Combler les lacunes de l'enquête
"L'une des principales raisons pour lesquelles la théorie des avalanches n'est toujours pas pleinement acceptée est que les autorités n'ont pas fourni d'explication sur la façon dont cela s'est produit, " dit Gaume. En effet, il y a un certain nombre de points qui contredisent cette théorie :premièrement, l'équipe de secours n'a trouvé aucune preuve évidente d'une avalanche ou de son dépôt. Ensuite, l'angle moyen de la pente au-dessus du site de la tente - moins de 30 degrés - n'était pas assez raide pour une avalanche. Aussi, en cas d'avalanche, il s'est déclenché au moins neuf heures après la coupe de la pente. Et enfin, les blessures à la poitrine et au crâne observées sur certaines victimes n'étaient pas typiques des victimes d'avalanche.
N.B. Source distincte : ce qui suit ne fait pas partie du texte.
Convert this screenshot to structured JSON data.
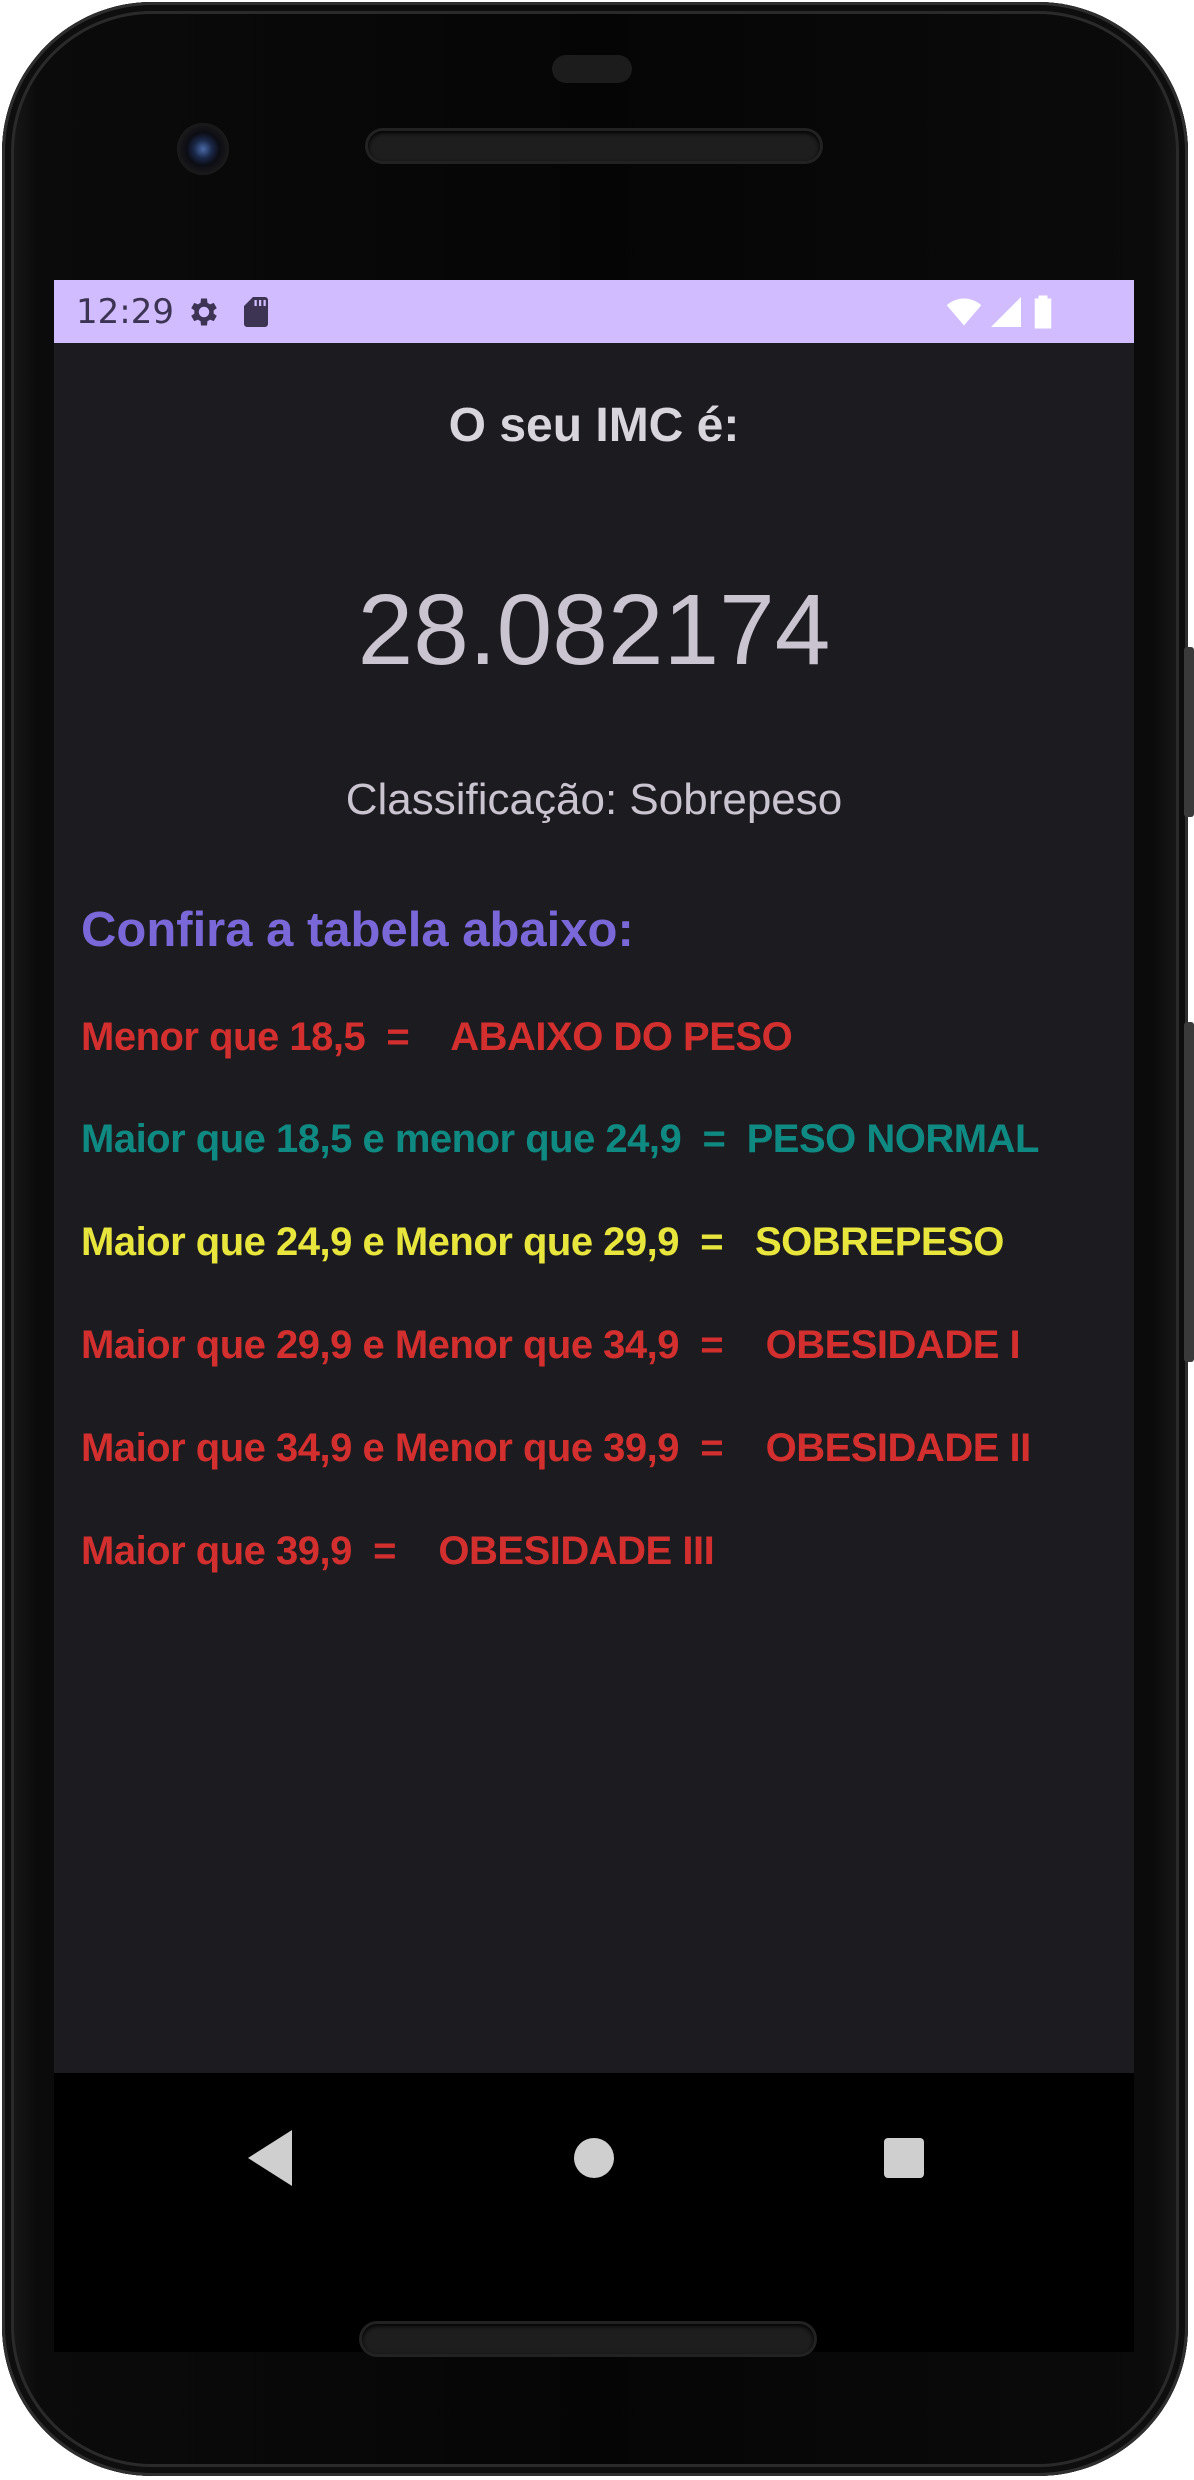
{
  "status_bar": {
    "time": "12:29",
    "icons": [
      "gear-icon",
      "sd-card-icon",
      "wifi-icon",
      "signal-icon",
      "battery-icon"
    ]
  },
  "screen": {
    "title": "O seu IMC é:",
    "imc_value": "28.082174",
    "classification": "Classificação: Sobrepeso",
    "table_heading": "Confira a tabela abaixo:"
  },
  "table": [
    {
      "text": "Menor que 18,5  =    ABAIXO DO PESO",
      "color": "#d32f2f"
    },
    {
      "text": "Maior que 18,5 e menor que 24,9  =  PESO NORMAL",
      "color": "#0f8a82"
    },
    {
      "text": "Maior que 24,9 e Menor que 29,9  =   SOBREPESO",
      "color": "#e8e63d"
    },
    {
      "text": "Maior que 29,9 e Menor que 34,9  =    OBESIDADE I",
      "color": "#d32f2f"
    },
    {
      "text": "Maior que 34,9 e Menor que 39,9  =    OBESIDADE II",
      "color": "#d32f2f"
    },
    {
      "text": "Maior que 39,9  =    OBESIDADE III",
      "color": "#d32f2f"
    }
  ],
  "nav_bar": {
    "buttons": [
      "back-icon",
      "home-icon",
      "recents-icon"
    ]
  },
  "colors": {
    "status_bar": "#d0bcff",
    "app_background": "#1c1b1f",
    "heading_accent": "#7a67d8"
  }
}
Dans leur enquête, Publié dans Communications Terre &Environnement le 28 janvier, Gaume et Puzrin tentent d'aborder ces points. "Nous utilisons des données sur le frottement de la neige et la topographie locale pour prouver qu'une petite avalanche de plaque pourrait se produire sur une pente douce, laissant peu de traces. A l'aide de simulations informatiques, nous montrons que l'impact d'une plaque de neige peut entraîner des blessures similaires à celles observées. Puis, bien sûr, il y a le décalage entre l'équipe coupant la pente et le déclenchement de l'événement. C'est l'objet principal de notre article. Les enquêteurs précédents n'ont pas été en mesure d'expliquer comment, en l'absence de neige ce soir-là, une avalanche aurait pu se déclencher en pleine nuit. Nous avons dû proposer une nouvelle théorie pour l'expliquer, " dit Gaume.
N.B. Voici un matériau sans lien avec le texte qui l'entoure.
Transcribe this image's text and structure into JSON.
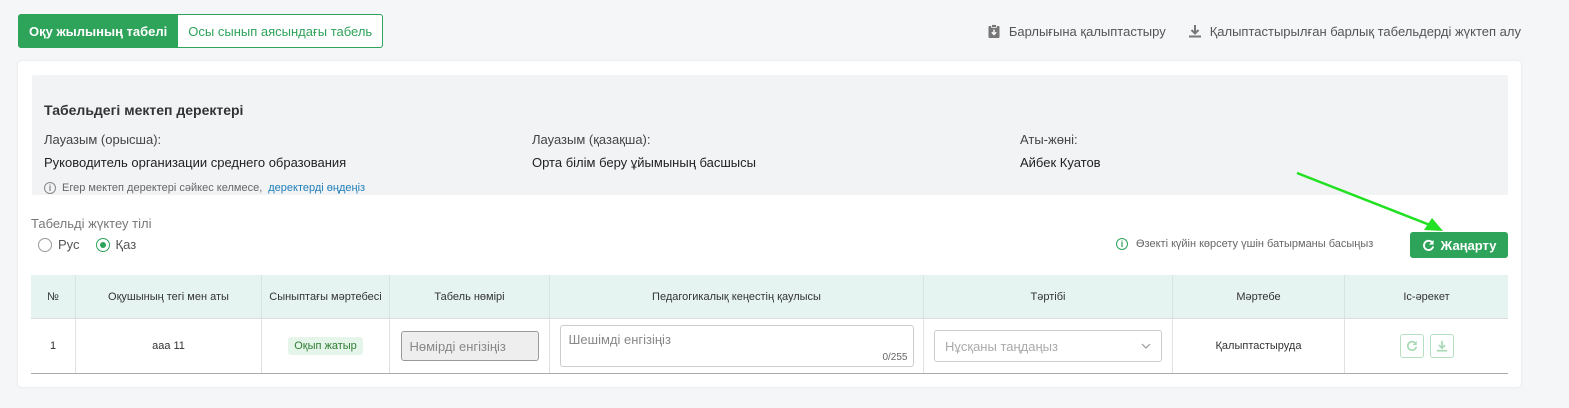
{
  "tabs": {
    "active": "Оқу жылының табелі",
    "inactive": "Осы сынып аясындағы табель"
  },
  "top_actions": {
    "standardize_all": "Барлығына қалыптастыру",
    "download_all": "Қалыптастырылған барлық табельдерді жүктеп алу"
  },
  "school_info": {
    "title": "Табельдегі мектеп деректері",
    "position_ru_label": "Лауазым (орысша):",
    "position_ru_value": "Руководитель организации среднего образования",
    "position_kz_label": "Лауазым (қазақша):",
    "position_kz_value": "Орта білім беру ұйымының басшысы",
    "name_label": "Аты-жөні:",
    "name_value": "Айбек Куатов",
    "note_text": "Егер мектеп деректері сәйкес келмесе,",
    "note_link": "деректерді өңдеңіз"
  },
  "language": {
    "label": "Табельді жүктеу тілі",
    "options": [
      "Рус",
      "Қаз"
    ],
    "selected": "Қаз"
  },
  "hint": "Өзекті күйін көрсету үшін батырманы басыңыз",
  "refresh_button": "Жаңарту",
  "table": {
    "headers": [
      "№",
      "Оқушының тегі мен аты",
      "Сыныптағы мәртебесі",
      "Табель нөмірі",
      "Педагогикалық кеңестің қаулысы",
      "Тәртібі",
      "Мәртебе",
      "Іс-әрекет"
    ],
    "rows": [
      {
        "num": "1",
        "name": "aaa 11",
        "class_status": "Оқып жатыр",
        "number_placeholder": "Нөмірді енгізіңіз",
        "decision_placeholder": "Шешімді енгізіңіз",
        "decision_counter": "0/255",
        "conduct_placeholder": "Нұсқаны таңдаңыз",
        "status": "Қалыптастыруда"
      }
    ]
  },
  "colors": {
    "accent": "#2ea35a",
    "arrow": "#22e022",
    "header_bg": "#e6f4f1"
  }
}
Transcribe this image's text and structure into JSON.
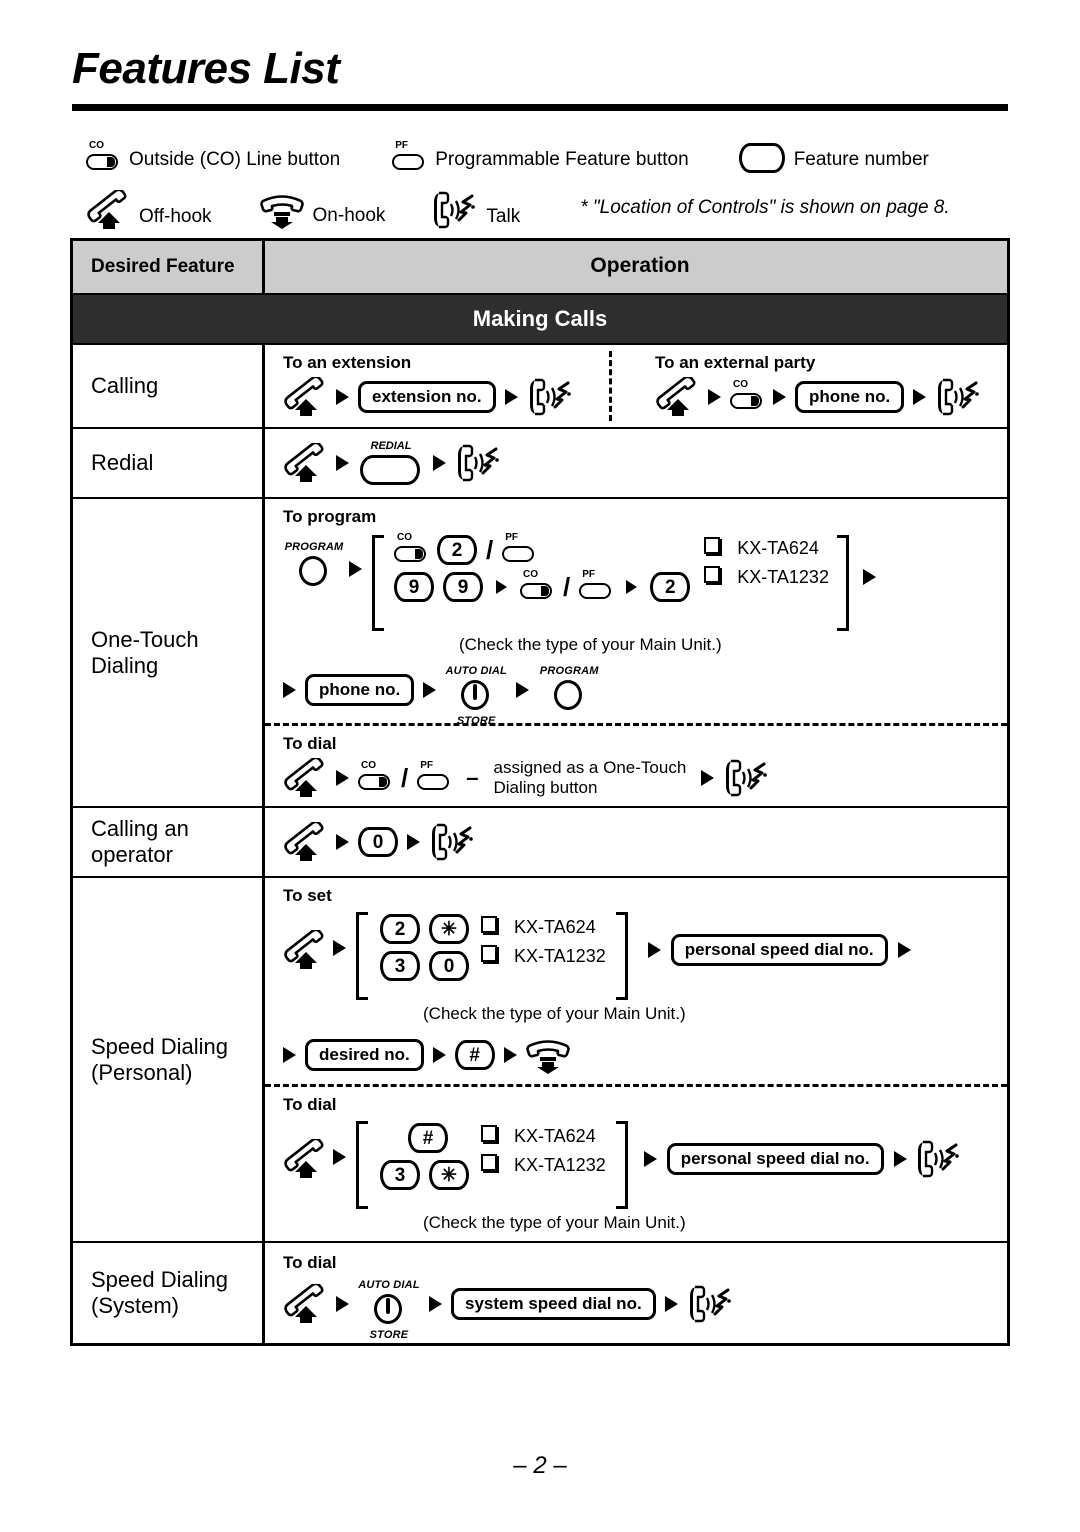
{
  "page": {
    "title": "Features List",
    "footer": "– 2 –"
  },
  "legend": {
    "items": [
      {
        "icon": "co-line-button-icon",
        "tag": "CO",
        "label": "Outside (CO) Line button"
      },
      {
        "icon": "pf-button-icon",
        "tag": "PF",
        "label": "Programmable Feature button"
      },
      {
        "icon": "feature-number-box-icon",
        "label": "Feature number"
      },
      {
        "icon": "off-hook-icon",
        "label": "Off-hook"
      },
      {
        "icon": "on-hook-icon",
        "label": "On-hook"
      },
      {
        "icon": "talk-icon",
        "label": "Talk"
      }
    ],
    "note": "* \"Location of Controls\" is shown on page 8."
  },
  "table": {
    "headers": {
      "feature": "Desired Feature",
      "operation": "Operation"
    },
    "section_title": "Making Calls",
    "rows": [
      {
        "feature": "Calling",
        "left_sublabel": "To an extension",
        "right_sublabel": "To an external party",
        "left_pill": "extension no.",
        "right_pill": "phone no."
      },
      {
        "feature": "Redial",
        "button_label": "REDIAL"
      },
      {
        "feature": "One-Touch Dialing",
        "feature_line1": "One-Touch",
        "feature_line2": "Dialing",
        "program_sublabel": "To program",
        "program_button_label": "PROGRAM",
        "key_2": "2",
        "key_9a": "9",
        "key_9b": "9",
        "key_2b": "2",
        "unit_a": "KX-TA624",
        "unit_b": "KX-TA1232",
        "check_note": "(Check the type of your Main Unit.)",
        "phone_pill": "phone no.",
        "autodial_top": "AUTO DIAL",
        "autodial_bottom": "STORE",
        "program_label2": "PROGRAM",
        "dial_sublabel": "To dial",
        "assigned_line1": "assigned as a One-Touch",
        "assigned_line2": "Dialing button"
      },
      {
        "feature": "Calling an operator",
        "feature_line1": "Calling an",
        "feature_line2": "operator",
        "key_0": "0"
      },
      {
        "feature": "Speed Dialing (Personal)",
        "feature_line1": "Speed Dialing",
        "feature_line2": "(Personal)",
        "set_sublabel": "To set",
        "set_key_a1": "2",
        "set_key_a2": "✳",
        "set_key_b1": "3",
        "set_key_b2": "0",
        "unit_a": "KX-TA624",
        "unit_b": "KX-TA1232",
        "check_note": "(Check the type of your Main Unit.)",
        "personal_pill": "personal speed dial no.",
        "desired_pill": "desired no.",
        "hash_key": "#",
        "dial_sublabel": "To dial",
        "dial_key_a1": "#",
        "dial_key_b1": "3",
        "dial_key_b2": "✳"
      },
      {
        "feature": "Speed Dialing (System)",
        "feature_line1": "Speed Dialing",
        "feature_line2": "(System)",
        "dial_sublabel": "To dial",
        "autodial_top": "AUTO DIAL",
        "autodial_bottom": "STORE",
        "system_pill": "system speed dial no."
      }
    ]
  },
  "colors": {
    "header_bg": "#cccccc",
    "section_bg": "#2e2e2e",
    "section_fg": "#ffffff",
    "ink": "#000000"
  }
}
Le soir du drame, l'un des facteurs contributifs les plus importants était la présence de vents catabatiques, c'est-à-dire vents qui transportent l'air le long d'une pente sous la force de gravité. Ces vents auraient pu transporter la neige, qui se seraient ensuite accumulés en amont de la tente en raison d'une particularité du terrain que les membres de l'équipe n'avaient pas conscience. « S'ils n'avaient pas coupé la pente, rien ne serait arrivé. C'était le déclencheur initial, mais cela seul n'aurait pas suffi. Le vent catabatique a probablement entraîné la neige et permis à une charge supplémentaire de s'accumuler lentement. À un certain point, une fissure aurait pu se former et se propager, provoquant le relâchement de la plaque de neige, " dit Puzrine.
Les deux scientifiques sont néanmoins prudents quant à leurs découvertes, et précisez que beaucoup de choses sur l'incident restent un mystère. "La vérité, bien sûr, c'est que personne ne sait vraiment ce qui s'est passé cette nuit-là. Mais nous fournissons des preuves quantitatives solides que la théorie des avalanches est plausible, " poursuit Puzrine.
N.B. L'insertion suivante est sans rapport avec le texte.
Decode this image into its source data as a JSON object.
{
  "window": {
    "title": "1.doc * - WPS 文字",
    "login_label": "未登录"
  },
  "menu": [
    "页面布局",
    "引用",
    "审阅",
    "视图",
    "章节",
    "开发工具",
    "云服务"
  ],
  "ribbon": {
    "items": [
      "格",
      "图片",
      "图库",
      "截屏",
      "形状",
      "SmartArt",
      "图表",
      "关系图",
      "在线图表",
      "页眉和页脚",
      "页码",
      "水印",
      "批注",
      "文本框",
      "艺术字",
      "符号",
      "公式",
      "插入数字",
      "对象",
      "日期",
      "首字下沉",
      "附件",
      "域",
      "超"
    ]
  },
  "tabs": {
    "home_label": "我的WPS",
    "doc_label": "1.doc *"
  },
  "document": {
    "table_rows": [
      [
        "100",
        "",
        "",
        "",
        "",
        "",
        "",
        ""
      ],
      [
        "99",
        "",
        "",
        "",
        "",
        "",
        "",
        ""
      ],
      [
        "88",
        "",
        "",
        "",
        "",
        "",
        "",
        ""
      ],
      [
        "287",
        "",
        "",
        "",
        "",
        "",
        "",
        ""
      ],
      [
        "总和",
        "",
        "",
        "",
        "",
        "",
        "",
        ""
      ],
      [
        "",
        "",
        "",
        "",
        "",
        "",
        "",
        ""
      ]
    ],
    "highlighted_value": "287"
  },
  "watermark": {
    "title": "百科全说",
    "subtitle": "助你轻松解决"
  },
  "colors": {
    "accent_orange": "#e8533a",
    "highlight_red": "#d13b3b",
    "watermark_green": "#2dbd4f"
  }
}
Les deux modèles développés pour cette étude - un modèle analytique pour estimer le temps nécessaire pour déclencher une avalanche, créé par l'ETH Zurich, et celle numérique du SLAB pour estimer l'effet des avalanches sur le corps humain, sera utilisée pour mieux comprendre les avalanches naturelles et les risques associés. Le travail de Gaume et Puzrin est un hommage à l'équipe de Dyatlov, qui ont été confrontés à une "force impérieuse" de la nature. Et, bien qu'ils aient été incapables de terminer leur expédition perfide, ils ont donné à des générations de scientifiques une énigme déroutante à résoudre.